In October 2019, I puttered in my garden as I often do.
I had already begun to assemble tongue-in-cheek and serious stories about life in the Grand Canyon State. But I needed a creative hook to link the essays and my desert fantasies to the wide-open experience of living in Arizona.
Strangely, sagging citrus tree branches provided the stimulus for my book title. While they impeded our sidewalk, identifying the obstacle cleared a path in my brain. Tom stood by as seven words flew from my mouth and tumbled into the arid Arizona air: “I Think I’ll Prune the Lemon Tree.”
***
Nearly four years have passed. In early 2021, I completed and published my book.
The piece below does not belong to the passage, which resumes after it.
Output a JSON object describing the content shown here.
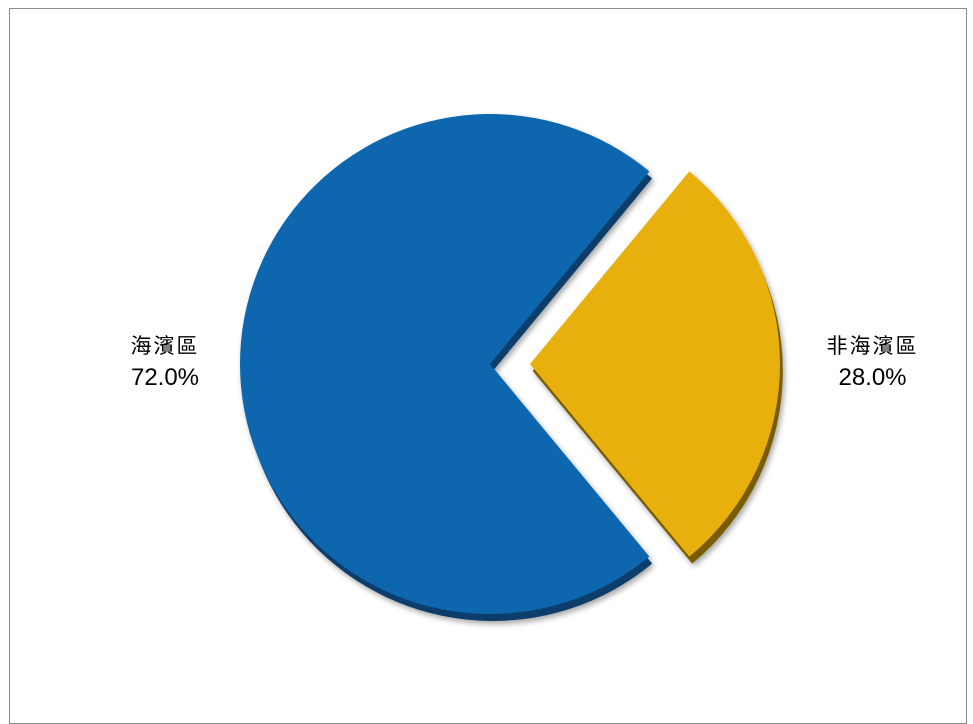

Folks near and far have told me how much they’ve enjoyed reading it.
Of course, I hope more will discover it and find meaning in the essays, including those I wrote about living in a global community we never imagined–a place I call Coronaville.
This afternoon I found myself in the same space outside my front door, examining the same tree, realizing it needed another haircut. I grabbed the loppers, pulled on my gardening gloves, and pruned only the most problematic branches that hung low.
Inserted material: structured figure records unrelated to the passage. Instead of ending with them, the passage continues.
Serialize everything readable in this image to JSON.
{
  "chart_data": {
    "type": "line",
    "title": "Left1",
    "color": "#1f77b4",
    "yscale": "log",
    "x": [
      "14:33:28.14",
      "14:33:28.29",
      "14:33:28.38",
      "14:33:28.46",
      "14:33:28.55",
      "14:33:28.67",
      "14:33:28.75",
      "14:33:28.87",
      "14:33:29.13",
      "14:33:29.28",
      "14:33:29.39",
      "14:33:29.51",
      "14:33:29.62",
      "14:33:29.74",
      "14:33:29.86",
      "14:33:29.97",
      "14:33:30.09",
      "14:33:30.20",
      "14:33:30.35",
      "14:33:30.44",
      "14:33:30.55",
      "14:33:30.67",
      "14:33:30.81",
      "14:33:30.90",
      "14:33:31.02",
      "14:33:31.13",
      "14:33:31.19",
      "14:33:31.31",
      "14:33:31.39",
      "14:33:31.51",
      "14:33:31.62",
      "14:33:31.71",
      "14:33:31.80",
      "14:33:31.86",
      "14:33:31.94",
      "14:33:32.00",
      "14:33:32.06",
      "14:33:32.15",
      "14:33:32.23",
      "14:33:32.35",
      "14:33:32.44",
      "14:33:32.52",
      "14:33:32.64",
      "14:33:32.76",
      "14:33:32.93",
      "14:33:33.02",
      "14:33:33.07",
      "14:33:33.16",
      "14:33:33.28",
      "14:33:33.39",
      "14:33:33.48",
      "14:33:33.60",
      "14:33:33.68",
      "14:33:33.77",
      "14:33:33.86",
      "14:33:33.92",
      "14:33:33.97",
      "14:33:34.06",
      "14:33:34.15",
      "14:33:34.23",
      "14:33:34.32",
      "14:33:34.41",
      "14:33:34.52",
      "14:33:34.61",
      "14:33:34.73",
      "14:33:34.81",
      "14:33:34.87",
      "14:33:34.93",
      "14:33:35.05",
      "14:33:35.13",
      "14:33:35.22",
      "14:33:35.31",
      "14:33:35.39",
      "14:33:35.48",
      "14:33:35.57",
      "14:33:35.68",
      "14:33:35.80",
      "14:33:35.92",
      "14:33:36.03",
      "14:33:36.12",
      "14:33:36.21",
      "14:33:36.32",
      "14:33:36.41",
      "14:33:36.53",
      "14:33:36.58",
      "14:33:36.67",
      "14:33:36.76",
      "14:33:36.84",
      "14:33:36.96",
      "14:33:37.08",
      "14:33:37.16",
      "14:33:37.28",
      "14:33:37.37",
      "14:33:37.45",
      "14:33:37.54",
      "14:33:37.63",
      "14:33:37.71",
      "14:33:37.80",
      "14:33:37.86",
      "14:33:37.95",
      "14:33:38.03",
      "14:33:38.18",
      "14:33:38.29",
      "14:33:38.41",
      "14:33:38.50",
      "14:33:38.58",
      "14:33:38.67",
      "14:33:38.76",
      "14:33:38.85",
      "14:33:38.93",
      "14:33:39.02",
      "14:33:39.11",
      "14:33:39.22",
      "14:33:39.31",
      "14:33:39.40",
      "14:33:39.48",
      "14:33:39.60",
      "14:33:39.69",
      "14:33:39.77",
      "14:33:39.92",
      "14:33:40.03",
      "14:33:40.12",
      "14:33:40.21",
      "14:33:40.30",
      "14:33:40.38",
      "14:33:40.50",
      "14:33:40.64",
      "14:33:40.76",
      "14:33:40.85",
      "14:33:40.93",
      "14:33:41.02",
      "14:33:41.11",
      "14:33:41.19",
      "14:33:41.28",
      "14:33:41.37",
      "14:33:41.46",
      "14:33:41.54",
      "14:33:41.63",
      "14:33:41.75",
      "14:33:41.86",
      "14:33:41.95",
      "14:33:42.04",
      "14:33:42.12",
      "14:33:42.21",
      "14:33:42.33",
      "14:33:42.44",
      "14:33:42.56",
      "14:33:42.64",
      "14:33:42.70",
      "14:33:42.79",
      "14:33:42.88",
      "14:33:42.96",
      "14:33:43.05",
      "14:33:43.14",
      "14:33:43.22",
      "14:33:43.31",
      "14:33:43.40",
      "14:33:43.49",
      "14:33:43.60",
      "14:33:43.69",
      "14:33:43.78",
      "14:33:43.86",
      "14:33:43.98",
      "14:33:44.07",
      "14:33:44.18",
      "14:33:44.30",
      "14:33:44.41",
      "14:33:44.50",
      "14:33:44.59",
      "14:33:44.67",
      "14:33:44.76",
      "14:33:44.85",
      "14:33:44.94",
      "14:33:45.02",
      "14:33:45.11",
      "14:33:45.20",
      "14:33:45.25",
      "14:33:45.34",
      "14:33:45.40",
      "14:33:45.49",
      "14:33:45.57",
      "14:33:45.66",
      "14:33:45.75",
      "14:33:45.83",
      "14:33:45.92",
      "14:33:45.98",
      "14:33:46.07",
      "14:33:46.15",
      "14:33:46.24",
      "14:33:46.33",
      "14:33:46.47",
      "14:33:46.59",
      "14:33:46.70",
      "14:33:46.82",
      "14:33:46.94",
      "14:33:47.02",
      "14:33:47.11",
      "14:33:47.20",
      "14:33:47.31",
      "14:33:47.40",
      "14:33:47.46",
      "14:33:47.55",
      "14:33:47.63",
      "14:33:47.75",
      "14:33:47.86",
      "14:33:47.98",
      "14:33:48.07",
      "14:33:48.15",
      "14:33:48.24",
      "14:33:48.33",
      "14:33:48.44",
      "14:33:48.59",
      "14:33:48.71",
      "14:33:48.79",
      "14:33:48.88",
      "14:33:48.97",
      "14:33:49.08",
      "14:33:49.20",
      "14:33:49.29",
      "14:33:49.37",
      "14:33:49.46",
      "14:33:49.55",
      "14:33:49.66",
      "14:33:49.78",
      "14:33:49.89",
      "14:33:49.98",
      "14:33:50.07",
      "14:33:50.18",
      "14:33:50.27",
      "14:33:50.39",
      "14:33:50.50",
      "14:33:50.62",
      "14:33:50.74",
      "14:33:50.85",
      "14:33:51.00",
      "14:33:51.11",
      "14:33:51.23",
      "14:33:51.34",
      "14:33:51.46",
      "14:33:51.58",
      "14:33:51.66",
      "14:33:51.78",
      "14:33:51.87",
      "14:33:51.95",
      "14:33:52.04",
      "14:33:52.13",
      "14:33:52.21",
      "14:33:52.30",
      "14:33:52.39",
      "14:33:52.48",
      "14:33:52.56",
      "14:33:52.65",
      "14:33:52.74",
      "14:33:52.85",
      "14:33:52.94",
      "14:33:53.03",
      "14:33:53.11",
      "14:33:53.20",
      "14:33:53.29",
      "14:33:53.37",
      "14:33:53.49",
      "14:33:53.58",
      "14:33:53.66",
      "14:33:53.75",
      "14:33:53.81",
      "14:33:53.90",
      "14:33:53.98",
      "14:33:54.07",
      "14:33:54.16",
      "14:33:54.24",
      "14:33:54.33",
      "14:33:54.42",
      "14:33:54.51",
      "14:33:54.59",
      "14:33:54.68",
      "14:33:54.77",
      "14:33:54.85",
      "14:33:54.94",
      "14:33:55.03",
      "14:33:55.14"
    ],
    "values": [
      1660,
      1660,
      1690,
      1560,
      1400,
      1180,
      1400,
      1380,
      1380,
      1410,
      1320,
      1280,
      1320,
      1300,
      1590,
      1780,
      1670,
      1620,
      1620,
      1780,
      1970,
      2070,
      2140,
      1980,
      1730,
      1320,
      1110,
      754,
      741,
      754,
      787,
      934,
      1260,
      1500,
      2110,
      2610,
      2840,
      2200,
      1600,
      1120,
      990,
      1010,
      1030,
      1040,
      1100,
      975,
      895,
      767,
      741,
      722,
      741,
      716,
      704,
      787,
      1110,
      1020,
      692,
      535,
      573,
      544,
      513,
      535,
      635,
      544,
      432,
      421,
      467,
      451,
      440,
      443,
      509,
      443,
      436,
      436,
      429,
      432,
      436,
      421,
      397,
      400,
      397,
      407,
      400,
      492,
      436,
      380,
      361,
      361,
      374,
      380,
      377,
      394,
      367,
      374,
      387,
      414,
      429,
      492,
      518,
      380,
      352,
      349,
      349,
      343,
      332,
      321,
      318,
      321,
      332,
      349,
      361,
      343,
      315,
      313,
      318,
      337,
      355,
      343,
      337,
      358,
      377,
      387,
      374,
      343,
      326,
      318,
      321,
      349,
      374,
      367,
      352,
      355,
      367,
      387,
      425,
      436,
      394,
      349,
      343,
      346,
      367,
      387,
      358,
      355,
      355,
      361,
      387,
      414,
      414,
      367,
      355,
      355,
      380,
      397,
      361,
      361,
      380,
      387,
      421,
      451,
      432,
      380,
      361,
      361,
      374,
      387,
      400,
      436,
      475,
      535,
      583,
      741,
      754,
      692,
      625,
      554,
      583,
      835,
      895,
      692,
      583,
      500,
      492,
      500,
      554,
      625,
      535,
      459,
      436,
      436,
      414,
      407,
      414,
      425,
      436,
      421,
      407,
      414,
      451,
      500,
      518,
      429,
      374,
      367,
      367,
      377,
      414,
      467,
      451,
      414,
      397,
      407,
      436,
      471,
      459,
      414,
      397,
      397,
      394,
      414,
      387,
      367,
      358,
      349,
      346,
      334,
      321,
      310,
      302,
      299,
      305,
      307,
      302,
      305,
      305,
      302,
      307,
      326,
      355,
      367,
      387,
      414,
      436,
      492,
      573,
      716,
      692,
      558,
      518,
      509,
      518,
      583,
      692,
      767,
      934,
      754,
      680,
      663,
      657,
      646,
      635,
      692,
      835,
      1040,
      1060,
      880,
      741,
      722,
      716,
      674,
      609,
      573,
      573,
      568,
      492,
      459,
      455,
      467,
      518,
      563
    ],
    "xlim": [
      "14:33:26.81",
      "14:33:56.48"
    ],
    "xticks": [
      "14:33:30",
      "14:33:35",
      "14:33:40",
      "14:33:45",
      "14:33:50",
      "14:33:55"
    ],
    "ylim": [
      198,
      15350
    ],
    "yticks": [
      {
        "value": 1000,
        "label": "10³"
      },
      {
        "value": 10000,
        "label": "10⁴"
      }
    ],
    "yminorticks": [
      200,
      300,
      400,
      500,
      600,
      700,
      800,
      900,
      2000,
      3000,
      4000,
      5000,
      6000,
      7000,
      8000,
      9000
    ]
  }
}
Sadly, there were a few lemon casualties that fell to the earth looking more like green limes than the fully matured lemons they might have become in December.
Still, I think I did a good thing for Tom and me … and our neighbors and delivery people, who pass daily on the sidewalk of our mid-twentieth-century condo community and go about their lives under the radar.
And the lemon tree? It’s now shapelier than before and has inspired me to write yet another story about the possibilities at play in nature.